Mesmo que isso fosse possível, não me parece que uma política de aumento da dívida pública dentro do euro possa ajudar a nossa economia. Não temos dimensão para nos fecharmos ao exterior e se nos mantivermos abertos estaremos a incentivar toda a economia da zona euro enquanto a dívida será só nossa.

Embora os bancos alemães possam ter interesse na nossa dívida, a razão fundamental para o estado não se financiar cá dentro está muito mais perto: foi para proteger os bancos nacionais que José Sócrates deu cabo dos certificados de aforro e da credibilidade interna do estado português para efeitos de empréstimos internos.

José Luiz Sarmento disse...

Carlos Albuquerque:

Os compromissos que assumimos, relativamente ao défice ou outros, podem ser renegociados, especialmente se houver outros, além do estado português, interessados em fazê-lo.

E os interessados serão cada vez em maior número à medida que os pressupostos ideológicos que determinaram esses compromissos se vão revelando desfasados do real e as novas circunstâncias históricas vão demonstrando a sua inviabilidade.

E mesmo a Alemanha vai acabar por se dar conta disto, mesmo que seja o último país da UE a entender a direcção que o mundo está a tomar.

Carlos Albuquerque disse...

José Luíz

É bom ter esperança que o mundo há-de ser melhor.

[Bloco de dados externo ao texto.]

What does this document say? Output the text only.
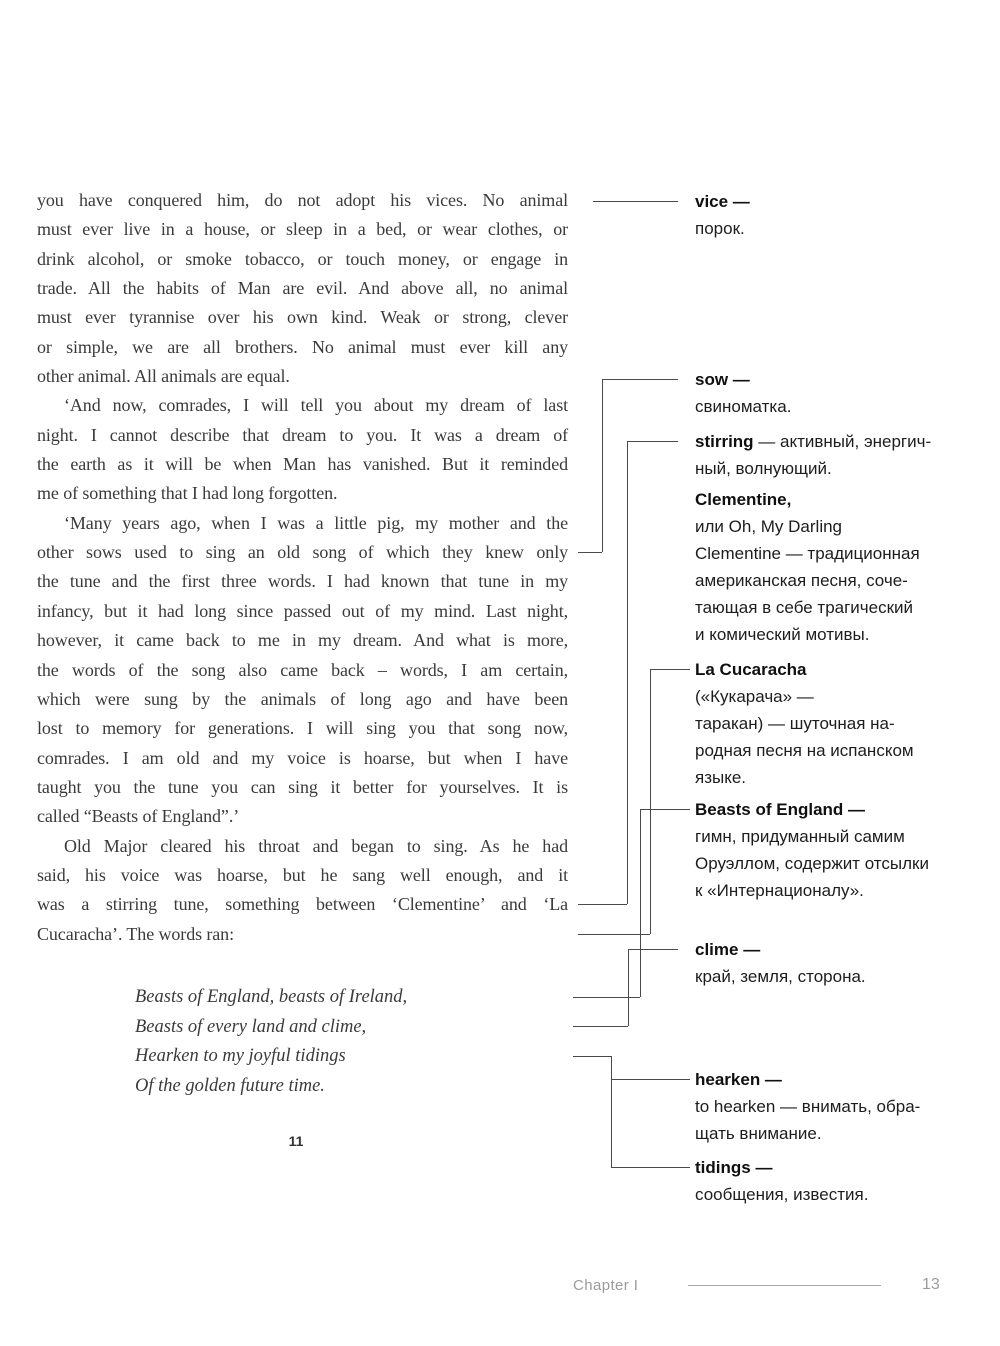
you have conquered him, do not adopt his vices. No animal
must ever live in a house, or sleep in a bed, or wear clothes, or
drink alcohol, or smoke tobacco, or touch money, or engage in
trade. All the habits of Man are evil. And above all, no animal
must ever tyrannise over his own kind. Weak or strong, clever
or simple, we are all brothers. No animal must ever kill any
other animal. All animals are equal.
‘And now, comrades, I will tell you about my dream of last
night. I cannot describe that dream to you. It was a dream of
the earth as it will be when Man has vanished. But it reminded
me of something that I had long forgotten.
‘Many years ago, when I was a little pig, my mother and the
other sows used to sing an old song of which they knew only
the tune and the first three words. I had known that tune in my
infancy, but it had long since passed out of my mind. Last night,
however, it came back to me in my dream. And what is more,
the words of the song also came back – words, I am certain,
which were sung by the animals of long ago and have been
lost to memory for generations. I will sing you that song now,
comrades. I am old and my voice is hoarse, but when I have
taught you the tune you can sing it better for yourselves. It is
called “Beasts of England”.’
Old Major cleared his throat and began to sing. As he had
said, his voice was hoarse, but he sang well enough, and it
was a stirring tune, something between ‘Clementine’ and ‘La
Cucaracha’. The words ran:
Beasts of England, beasts of Ireland,
Beasts of every land and clime,
Hearken to my joyful tidings
Of the golden future time.
11
vice —
порок.
sow —
свиноматка.
stirring — активный, энергич-
ный, волнующий.
Clementine,
или Oh, My Darling
Clementine — традиционная
американская песня, соче-
тающая в себе трагический
и комический мотивы.
La Cucaracha
(«Кукарача» —
таракан) — шуточная на-
родная песня на испанском
языке.
Beasts of England —
гимн, придуманный самим
Оруэллом, содержит отсылки
к «Интернационалу».
clime —
край, земля, сторона.
hearken —
to hearken — внимать, обра-
щать внимание.
tidings —
сообщения, известия.
Chapter I	13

E acredito que com o tempo as coisas serão melhores. Mas não creio que Portugal tenha o tempo para esperar que os outros países mudem de opinião. E por vezes uma inevitabilidade histórica pode ser adiada por muito tempo.

Além disso uma défice elevado pode evitar males sociais maiores mas também não serve para recuperar a economia, como se tem visto em Portugal. O estado está a gastar 6 a 9% do PIB a mais do que recebe e a economia cresce 1%. A menos que se pudesse ter um endividamento ilimitado, por este caminho também não vamos a lado nenhum. E estamos numa posição cada vez pior.